Frescoes were numerous in Cortona's Rome; most represented galleries of framed episodes, quadri riportati such as found on the ceilings of the Sistine Chapel ceiling or in Carracci's Palazzo Farnese (completed 1601) cycle. Baldassare Peruzzi had pioneered this style of painting called quadratura, in which the fresco replaces or simulates some of the architectural framework, using often forced perspective. Such trompe-l'oeil artifices were not novel to Italian art, since for example Mantegna and Giulio Romano in Mantua had featured such frescoes; however, for Cortona, the luminous sky became a teeming tour de force, a style that became influenced many other large fresco spectacles such as those by Tiepolo for example, in Madrid and in the frescoes depicting the Apotheosis of the Pisani Family in the Villa Pisani at Stra. Other famous sotto in su frescoes in Rome include Andrea Pozzo's Apotheosis of St Ignatius at the Roman church of Sant'Ignazio.
Cortona's extravagant trompe l'oeil panegyrics lost favor in subsequent minimalist and sardonic centuries; they seemed cheap, theatrical trickery in the 19th century, which prized "sincerity" and in which viewers became accustomed to photographic distortion. His sunny and cherubim-infested panoramas recalled Rococo excesses and stood in stark contrast to the darker, renegade naturalism prominent among the Caravaggisti and to the sober, classicizing restraint of Andrea Sacchi -- but served as a reminder that the Baroque period was not at all monolithic. Despite the exuberant energies of Cortona, his Baroque excesses, like those of Annibale Carracci in the Palazzo Farnese Gallery, were, by mid-century, reined in by the strong urge towards classicism represented by the art theorist Gian Pietro Bellori and by Sacchi and his school, particularly his student, Carlo Marratti.
In his time, Cortona was prized by his patrons.
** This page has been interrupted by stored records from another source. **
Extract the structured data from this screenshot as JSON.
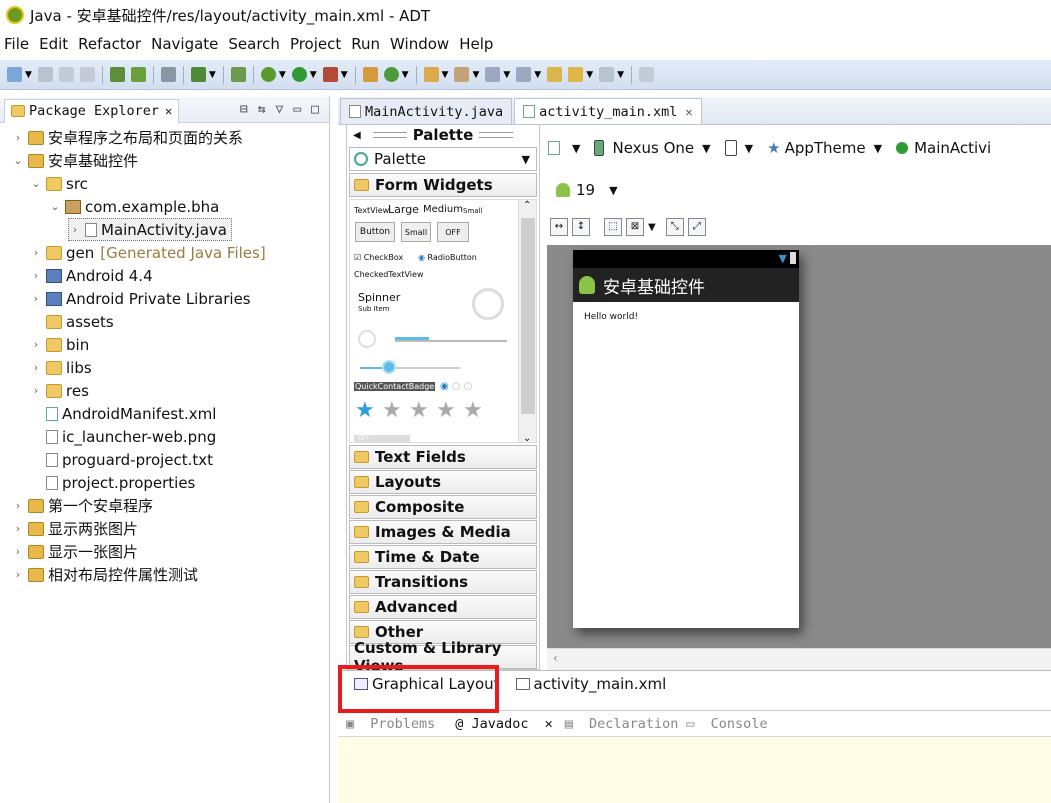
{
  "window": {
    "title": "Java - 安卓基础控件/res/layout/activity_main.xml - ADT"
  },
  "menu": [
    "File",
    "Edit",
    "Refactor",
    "Navigate",
    "Search",
    "Project",
    "Run",
    "Window",
    "Help"
  ],
  "package_explorer": {
    "tab_label": "Package Explorer",
    "items": [
      {
        "label": "安卓程序之布局和页面的关系"
      },
      {
        "label": "安卓基础控件"
      },
      {
        "label": "src"
      },
      {
        "label": "com.example.bha"
      },
      {
        "label": "MainActivity.java"
      },
      {
        "label": "gen",
        "suffix": "[Generated Java Files]"
      },
      {
        "label": "Android 4.4"
      },
      {
        "label": "Android Private Libraries"
      },
      {
        "label": "assets"
      },
      {
        "label": "bin"
      },
      {
        "label": "libs"
      },
      {
        "label": "res"
      },
      {
        "label": "AndroidManifest.xml"
      },
      {
        "label": "ic_launcher-web.png"
      },
      {
        "label": "proguard-project.txt"
      },
      {
        "label": "project.properties"
      },
      {
        "label": "第一个安卓程序"
      },
      {
        "label": "显示两张图片"
      },
      {
        "label": "显示一张图片"
      },
      {
        "label": "相对布局控件属性测试"
      }
    ]
  },
  "editor_tabs": [
    {
      "label": "MainActivity.java"
    },
    {
      "label": "activity_main.xml"
    }
  ],
  "palette": {
    "header": "Palette",
    "selector": "Palette",
    "open_category": "Form Widgets",
    "widgets": {
      "textview": "TextView",
      "large": "Large",
      "medium": "Medium",
      "small": "Small",
      "button": "Button",
      "small_button": "Small",
      "off": "OFF",
      "checkbox": "CheckBox",
      "radiobutton": "RadioButton",
      "checkedtextview": "CheckedTextView",
      "spinner": "Spinner",
      "subitem": "Sub Item",
      "quickcontact": "QuickContactBadge",
      "toggle_off": "OFF"
    },
    "categories": [
      "Text Fields",
      "Layouts",
      "Composite",
      "Images & Media",
      "Time & Date",
      "Transitions",
      "Advanced",
      "Other",
      "Custom & Library Views"
    ]
  },
  "canvas_toolbar": {
    "device": "Nexus One",
    "theme": "AppTheme",
    "activity": "MainActivi",
    "api": "19"
  },
  "device_preview": {
    "app_title": "安卓基础控件",
    "content_text": "Hello world!"
  },
  "bottom_editor_tabs": [
    {
      "label": "Graphical Layout"
    },
    {
      "label": "activity_main.xml"
    }
  ],
  "bottom_panel_tabs": [
    {
      "label": "Problems"
    },
    {
      "label": "@ Javadoc"
    },
    {
      "label": "Declaration"
    },
    {
      "label": "Console"
    }
  ],
  "colors": {
    "highlight_box": "#e81c1c",
    "toolbar_bg": "#dbe5f3",
    "canvas_bg": "#8a8a8a"
  }
}
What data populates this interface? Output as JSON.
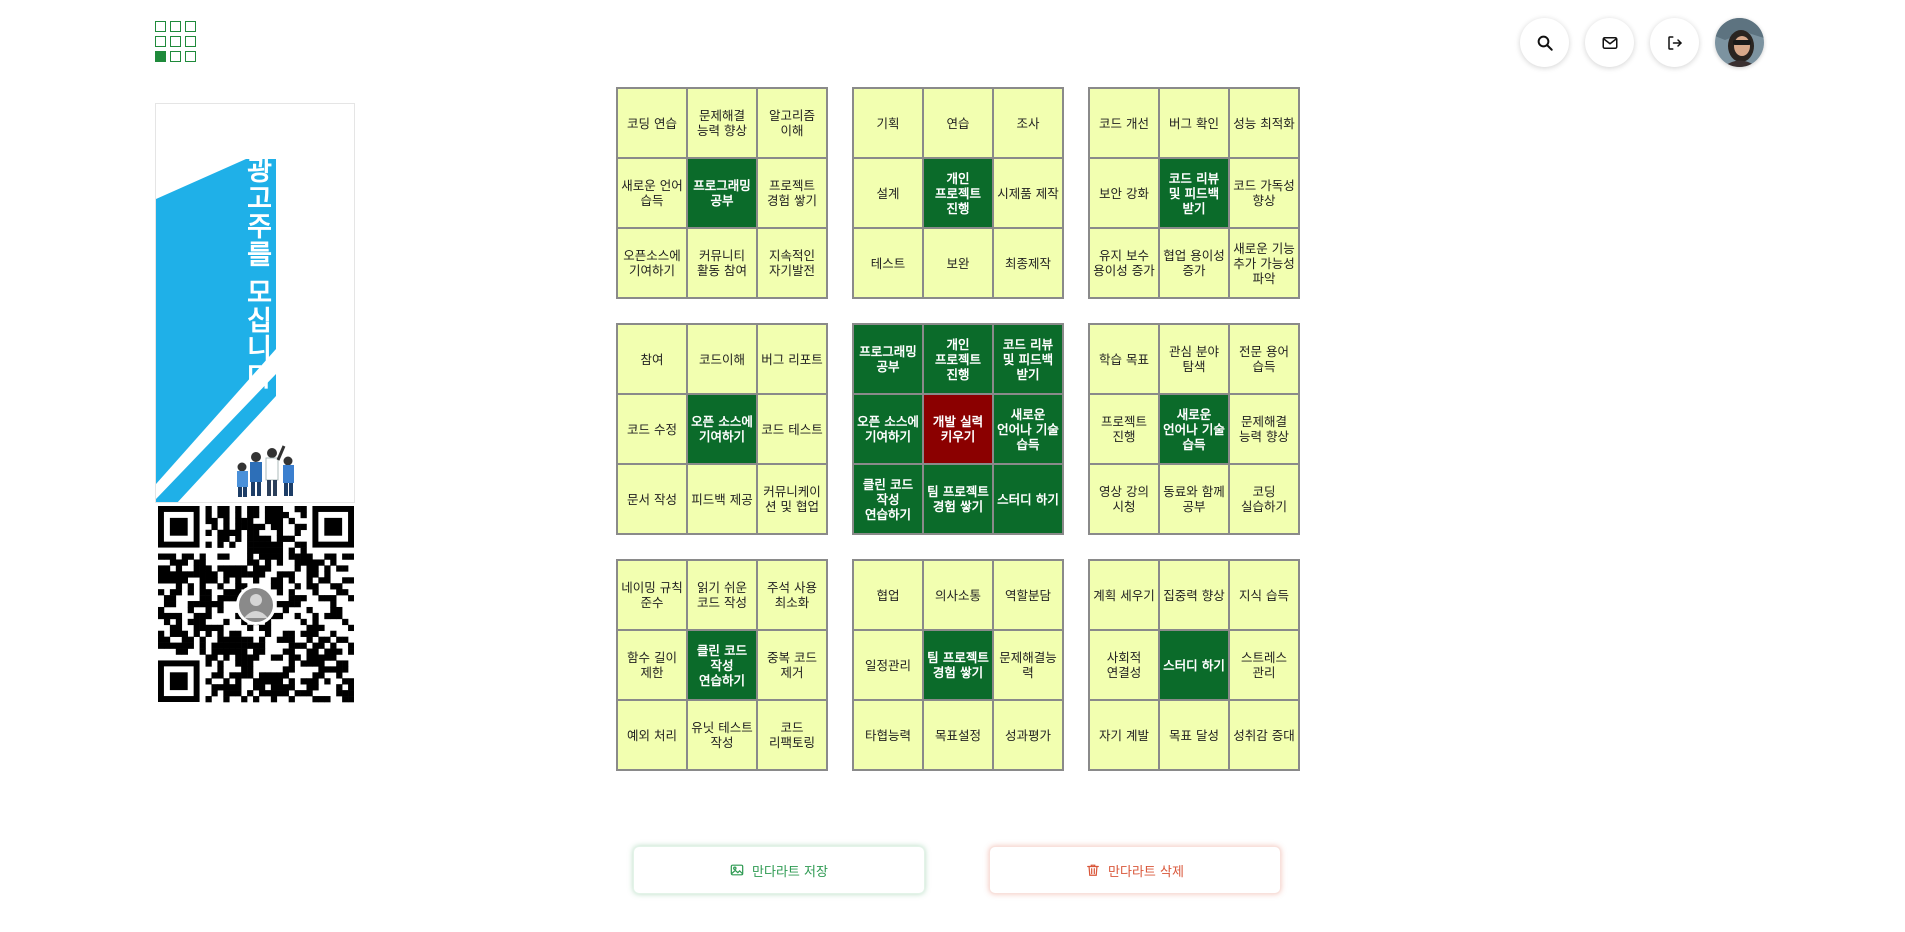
{
  "header": {
    "logo": "mandalart-grid-logo",
    "actions": [
      {
        "name": "search-button",
        "icon": "search-icon"
      },
      {
        "name": "mail-button",
        "icon": "mail-icon"
      },
      {
        "name": "logout-button",
        "icon": "logout-icon"
      }
    ],
    "avatar": "user-avatar"
  },
  "ad": {
    "text": "광고주를 모십니다",
    "accent_color": "#1fb0e8"
  },
  "mandala": {
    "colors": {
      "cell": "#f2ffb0",
      "sub_goal": "#0b6b2a",
      "core_goal": "#8b0000"
    },
    "blocks": [
      {
        "cells": [
          {
            "text": "코딩 연습",
            "type": "normal"
          },
          {
            "text": "문제해결 능력 향상",
            "type": "normal"
          },
          {
            "text": "알고리즘 이해",
            "type": "normal"
          },
          {
            "text": "새로운 언어 습득",
            "type": "normal"
          },
          {
            "text": "프로그래밍 공부",
            "type": "sub"
          },
          {
            "text": "프로젝트 경험 쌓기",
            "type": "normal"
          },
          {
            "text": "오픈소스에 기여하기",
            "type": "normal"
          },
          {
            "text": "커뮤니티 활동 참여",
            "type": "normal"
          },
          {
            "text": "지속적인 자기발전",
            "type": "normal"
          }
        ]
      },
      {
        "cells": [
          {
            "text": "기획",
            "type": "normal"
          },
          {
            "text": "연습",
            "type": "normal"
          },
          {
            "text": "조사",
            "type": "normal"
          },
          {
            "text": "설계",
            "type": "normal"
          },
          {
            "text": "개인 프로젝트 진행",
            "type": "sub"
          },
          {
            "text": "시제품 제작",
            "type": "normal"
          },
          {
            "text": "테스트",
            "type": "normal"
          },
          {
            "text": "보완",
            "type": "normal"
          },
          {
            "text": "최종제작",
            "type": "normal"
          }
        ]
      },
      {
        "cells": [
          {
            "text": "코드 개선",
            "type": "normal"
          },
          {
            "text": "버그 확인",
            "type": "normal"
          },
          {
            "text": "성능 최적화",
            "type": "normal"
          },
          {
            "text": "보안 강화",
            "type": "normal"
          },
          {
            "text": "코드 리뷰 및 피드백 받기",
            "type": "sub"
          },
          {
            "text": "코드 가독성 향상",
            "type": "normal"
          },
          {
            "text": "유지 보수 용이성 증가",
            "type": "normal"
          },
          {
            "text": "협업 용이성 증가",
            "type": "normal"
          },
          {
            "text": "새로운 기능 추가 가능성 파악",
            "type": "normal"
          }
        ]
      },
      {
        "cells": [
          {
            "text": "참여",
            "type": "normal"
          },
          {
            "text": "코드이해",
            "type": "normal"
          },
          {
            "text": "버그 리포트",
            "type": "normal"
          },
          {
            "text": "코드 수정",
            "type": "normal"
          },
          {
            "text": "오픈 소스에 기여하기",
            "type": "sub"
          },
          {
            "text": "코드 테스트",
            "type": "normal"
          },
          {
            "text": "문서 작성",
            "type": "normal"
          },
          {
            "text": "피드백 제공",
            "type": "normal"
          },
          {
            "text": "커뮤니케이션 및 협업",
            "type": "normal"
          }
        ]
      },
      {
        "cells": [
          {
            "text": "프로그래밍 공부",
            "type": "sub"
          },
          {
            "text": "개인 프로젝트 진행",
            "type": "sub"
          },
          {
            "text": "코드 리뷰 및 피드백 받기",
            "type": "sub"
          },
          {
            "text": "오픈 소스에 기여하기",
            "type": "sub"
          },
          {
            "text": "개발 실력 키우기",
            "type": "core"
          },
          {
            "text": "새로운 언어나 기술 습득",
            "type": "sub"
          },
          {
            "text": "클린 코드 작성 연습하기",
            "type": "sub"
          },
          {
            "text": "팀 프로젝트 경험 쌓기",
            "type": "sub"
          },
          {
            "text": "스터디 하기",
            "type": "sub"
          }
        ]
      },
      {
        "cells": [
          {
            "text": "학습 목표",
            "type": "normal"
          },
          {
            "text": "관심 분야 탐색",
            "type": "normal"
          },
          {
            "text": "전문 용어 습득",
            "type": "normal"
          },
          {
            "text": "프로젝트 진행",
            "type": "normal"
          },
          {
            "text": "새로운 언어나 기술 습득",
            "type": "sub"
          },
          {
            "text": "문제해결 능력 향상",
            "type": "normal"
          },
          {
            "text": "영상 강의 시청",
            "type": "normal"
          },
          {
            "text": "동료와 함께 공부",
            "type": "normal"
          },
          {
            "text": "코딩 실습하기",
            "type": "normal"
          }
        ]
      },
      {
        "cells": [
          {
            "text": "네이밍 규칙 준수",
            "type": "normal"
          },
          {
            "text": "읽기 쉬운 코드 작성",
            "type": "normal"
          },
          {
            "text": "주석 사용 최소화",
            "type": "normal"
          },
          {
            "text": "함수 길이 제한",
            "type": "normal"
          },
          {
            "text": "클린 코드 작성 연습하기",
            "type": "sub"
          },
          {
            "text": "중복 코드 제거",
            "type": "normal"
          },
          {
            "text": "예외 처리",
            "type": "normal"
          },
          {
            "text": "유닛 테스트 작성",
            "type": "normal"
          },
          {
            "text": "코드 리팩토링",
            "type": "normal"
          }
        ]
      },
      {
        "cells": [
          {
            "text": "협업",
            "type": "normal"
          },
          {
            "text": "의사소통",
            "type": "normal"
          },
          {
            "text": "역할분담",
            "type": "normal"
          },
          {
            "text": "일정관리",
            "type": "normal"
          },
          {
            "text": "팀 프로젝트 경험 쌓기",
            "type": "sub"
          },
          {
            "text": "문제해결능력",
            "type": "normal"
          },
          {
            "text": "타협능력",
            "type": "normal"
          },
          {
            "text": "목표설정",
            "type": "normal"
          },
          {
            "text": "성과평가",
            "type": "normal"
          }
        ]
      },
      {
        "cells": [
          {
            "text": "계획 세우기",
            "type": "normal"
          },
          {
            "text": "집중력 향상",
            "type": "normal"
          },
          {
            "text": "지식 습득",
            "type": "normal"
          },
          {
            "text": "사회적 연결성",
            "type": "normal"
          },
          {
            "text": "스터디 하기",
            "type": "sub"
          },
          {
            "text": "스트레스 관리",
            "type": "normal"
          },
          {
            "text": "자기 계발",
            "type": "normal"
          },
          {
            "text": "목표 달성",
            "type": "normal"
          },
          {
            "text": "성취감 증대",
            "type": "normal"
          }
        ]
      }
    ]
  },
  "actions": {
    "save_label": "만다라트 저장",
    "save_icon": "image-icon",
    "delete_label": "만다라트 삭제",
    "delete_icon": "trash-icon"
  }
}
To contemporary observers, his art seems reactionary and, to be exact, patronizing, attaching an encyclopedia of divine virtues to a profligate, nepotistic, and generally Machiavellian papal family; yet if artistic conquest is achieved by the adept matching of style to intended subject, then in this fresco, Cortona is imperially triumphant and the work is a crowning effort of apotheotic grand manner depictions. There is no humility in this horizon. Cortona was a pioneer Baroque fresco artist who sought to dispense with the architectural roof by painting it away. While rising heavenward this universe of Barberini glory is meant to humble visitors as if they stood over, and not below, a looming abyss of mythic power, which threatens to engulf them in its complexity.